If you are concerned about the box being short, get the 4" extender on the ball. It does make a world of difference. 

I haul a square-nose Exiss horse trailer with my husband's short box GMC. Probably wouldn't work without the 4" extender, but I have not had a problem! Able to back up wherever I need to (as long as you keep an eye on your back window).


----------



## BugZapper89 (Jun 30, 2014)

You need to watch your turns. Even with an extender, depending on the design of the trailer you can still dent the cab.


----------



## beau159 (Oct 4, 2010)

BugZapper89 said:


> You need to watch your turns. Even with an extender, depending on the design of the trailer you can still dent the cab.


Just to clarify: If you are driving forward, you aren't going to hit the back window. I've cranked in a circle as tight as I can go and you won't hit.

It's not the driving forward that's a problem ..... it's the *backing up*! You can definately bust the window if you aren't paying attention. (Key words there is to "pay attention" :wink: )

But that extender sure gives you a few more inches to work with, and it makes a difference with a short box.


----------



## color01 (Aug 12, 2013)

the front of our trailer narrower, and I never had a problem with backing up with my short back.


----------



## NorthernMama (Mar 12, 2008)

beau159 said:


> Just to clarify: If you are driving forward, you aren't going to hit the back window. I've cranked in a circle as tight as I can go and you won't hit.


Incorrect. I have done it.:-( Estimate to repair truck was over $3000.


----------



## smrobs (Jul 30, 2008)

Depends on the turning radius of your truck and the length of your trailer. If your truck turns shorter than your trailer is long, then you can jack-knife going forward and dent your cab.

I don't have any pictures of my brothers old short bed and his gooseneck but he never had any problems. As others said, you just have to be cautious and keep a close eye that you don't crunch the cab with the front of the trailer.


----------



## DiamondK (Aug 27, 2012)

All, thank you for the responses.

Heres the truck, bad picture, not sure if you can tell the bed length;









Here is my trailer;


----------



## NorthernMama (Mar 12, 2008)

Measure the radius from the center of the hitch on the trailer to the outside corner. Then do the same in the truck bed -- that'll tell you what your limits are depending on if you get the hitch extender or not.


----------



## Shropshirerosie (Jan 24, 2012)

NorthernMama said:


> Measure the radius from the center of the hitch on the trailer to the outside corner. Then do the same in the truck bed -- that'll tell you what your limits are depending on if you get the hitch extender or not.

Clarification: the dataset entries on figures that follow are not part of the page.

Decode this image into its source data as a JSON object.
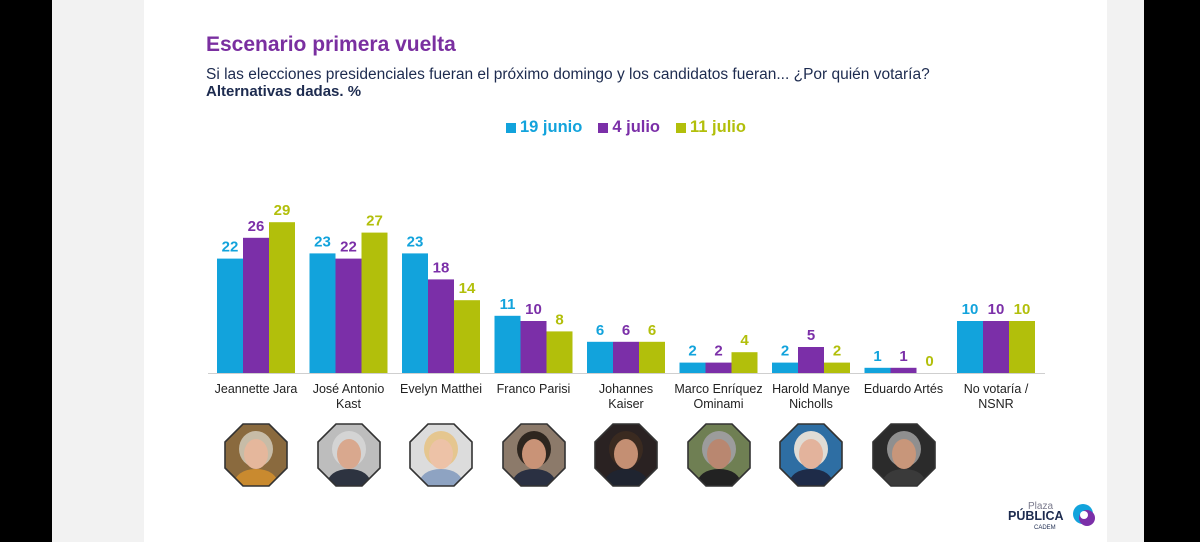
{
  "header": {
    "title": "Escenario primera vuelta",
    "subtitle": "Si las elecciones presidenciales fueran el próximo domingo y los candidatos fueran... ¿Por quién votaría?",
    "note": "Alternativas dadas. %"
  },
  "logo": {
    "line1": "Plaza",
    "line2": "PÚBLICA",
    "line3": "CADEM"
  },
  "chart_data": {
    "type": "bar",
    "title": "Escenario primera vuelta",
    "ylim": [
      0,
      32
    ],
    "categories": [
      "Jeannette Jara",
      "José Antonio Kast",
      "Evelyn Matthei",
      "Franco Parisi",
      "Johannes Kaiser",
      "Marco Enríquez Ominami",
      "Harold Manye Nicholls",
      "Eduardo Artés",
      "No votaría / NSNR"
    ],
    "category_lines": [
      [
        "Jeannette Jara"
      ],
      [
        "José Antonio",
        "Kast"
      ],
      [
        "Evelyn Matthei"
      ],
      [
        "Franco Parisi"
      ],
      [
        "Johannes",
        "Kaiser"
      ],
      [
        "Marco Enríquez",
        "Ominami"
      ],
      [
        "Harold Manye",
        "Nicholls"
      ],
      [
        "Eduardo Artés"
      ],
      [
        "No votaría /",
        "NSNR"
      ]
    ],
    "series": [
      {
        "name": "19 junio",
        "color": "#12a3dc",
        "values": [
          22,
          23,
          23,
          11,
          6,
          2,
          2,
          1,
          10
        ]
      },
      {
        "name": "4 julio",
        "color": "#7b2fa8",
        "values": [
          26,
          22,
          18,
          10,
          6,
          2,
          5,
          1,
          10
        ]
      },
      {
        "name": "11 julio",
        "color": "#b2bf0b",
        "values": [
          29,
          27,
          14,
          8,
          6,
          4,
          2,
          0,
          10
        ]
      }
    ],
    "legend": "top-center",
    "photos": [
      {
        "name": "jeannette-jara-photo",
        "bg": "#8a6a3e",
        "skin": "#e5b79c",
        "hair": "#c7bca7",
        "shirt": "#c98a2f"
      },
      {
        "name": "jose-antonio-kast-photo",
        "bg": "#bdbdbd",
        "skin": "#d9a88e",
        "hair": "#d4d4d4",
        "shirt": "#2d3340"
      },
      {
        "name": "evelyn-matthei-photo",
        "bg": "#dcdcdc",
        "skin": "#edc2a7",
        "hair": "#e5c68f",
        "shirt": "#8ea3c2"
      },
      {
        "name": "franco-parisi-photo",
        "bg": "#8c7a6a",
        "skin": "#c99377",
        "hair": "#2e261f",
        "shirt": "#2a3042"
      },
      {
        "name": "johannes-kaiser-photo",
        "bg": "#2a2222",
        "skin": "#c48f73",
        "hair": "#3a2a20",
        "shirt": "#1f2430"
      },
      {
        "name": "marco-enriquez-ominami-photo",
        "bg": "#6f7f53",
        "skin": "#b98770",
        "hair": "#9c9c9c",
        "shirt": "#222222"
      },
      {
        "name": "harold-manye-nicholls-photo",
        "bg": "#2e6ea3",
        "skin": "#e3b39c",
        "hair": "#e0dcd5",
        "shirt": "#1e2b48"
      },
      {
        "name": "eduardo-artes-photo",
        "bg": "#2b2b2b",
        "skin": "#c8967a",
        "hair": "#8f8f8f",
        "shirt": "#3a3a3a"
      }
    ]
  }
}
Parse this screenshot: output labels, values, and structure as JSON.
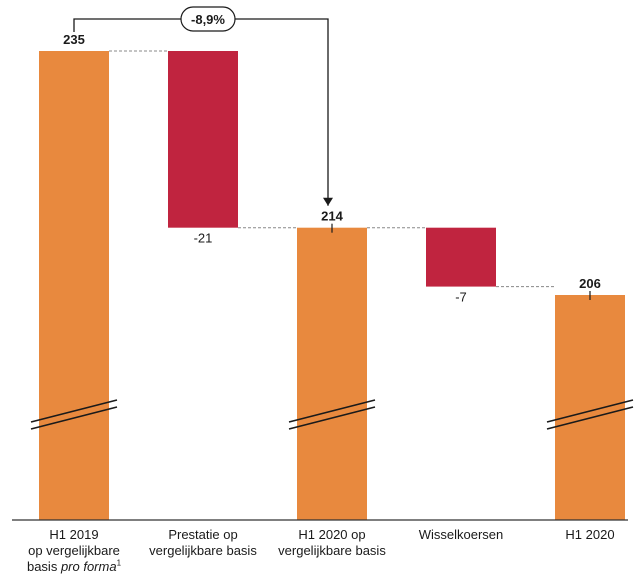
{
  "chart_data": {
    "type": "bar",
    "subtype": "waterfall",
    "title": "",
    "xlabel": "",
    "ylabel": "",
    "categories": [
      "H1 2019 op vergelijkbare basis pro forma1",
      "Prestatie op vergelijkbare basis",
      "H1 2020 op vergelijkbare basis",
      "Wisselkoersen",
      "H1 2020"
    ],
    "values": [
      235,
      -21,
      214,
      -7,
      206
    ],
    "value_labels": [
      "235",
      "-21",
      "214",
      "-7",
      "206"
    ],
    "bar_kinds": [
      "total",
      "delta",
      "total",
      "delta",
      "total"
    ],
    "axis_break": true,
    "grid": false,
    "legend": "none",
    "colors": {
      "total": "#E8893E",
      "negative": "#C0243F",
      "axis": "#333333",
      "connector": "#888888"
    },
    "annotation": {
      "text": "-8,9%",
      "from_index": 0,
      "to_index": 2
    }
  },
  "labels": {
    "cat0": {
      "line1": "H1 2019",
      "line2": "op vergelijkbare",
      "line3a": "basis ",
      "line3b": "pro forma",
      "sup": "1"
    },
    "cat1": {
      "line1": "Prestatie op",
      "line2": "vergelijkbare basis"
    },
    "cat2": {
      "line1": "H1 2020 op",
      "line2": "vergelijkbare basis"
    },
    "cat3": {
      "line1": "Wisselkoersen"
    },
    "cat4": {
      "line1": "H1 2020"
    }
  }
}
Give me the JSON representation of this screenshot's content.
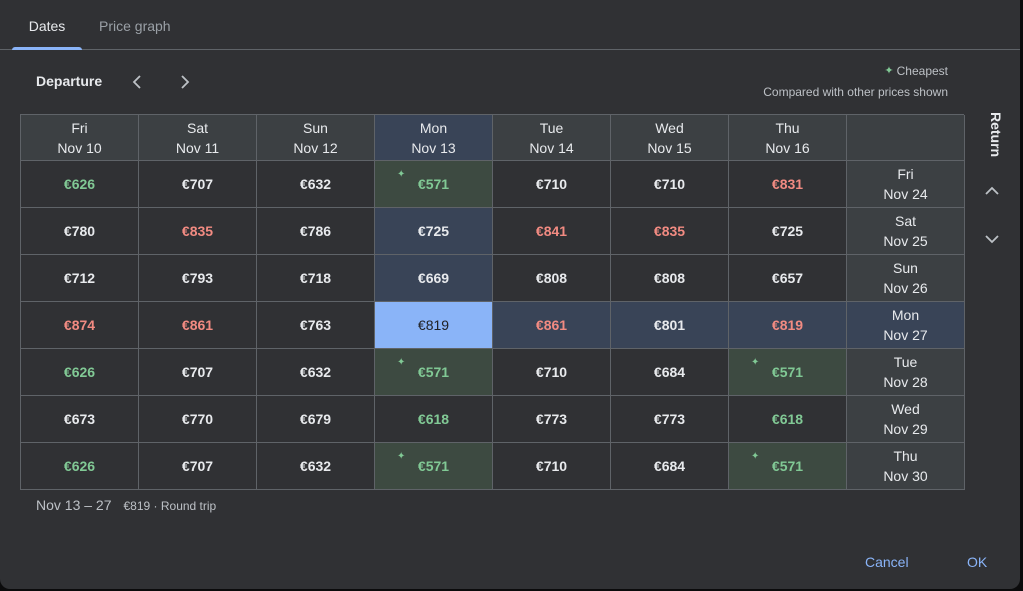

Ah the voice of logic. Because this question is indeed just a matter of geometry. And a nice example of why the 'ridiculous' things we learnt at school are actually not ridiculous at all


----------



## loveduffy (Dec 22, 2011)

I towed with a 6' ft bed for years and did not have any problems


----------



## Mingiz (Jan 29, 2009)

I have a short bed F250. My trailer is a Exiss 3h with 8ft LQ. I purchased a SB1 hitch extender for the trailer. I have no issues with turning into tight spots. The extender sets the trailer back 9inches and does not affect the weight distribution. You really don't have to worry that you will hit the cab of the truck. I have jack knifed this rig into spots with plenty of room between cab and trailer.



The extender


----------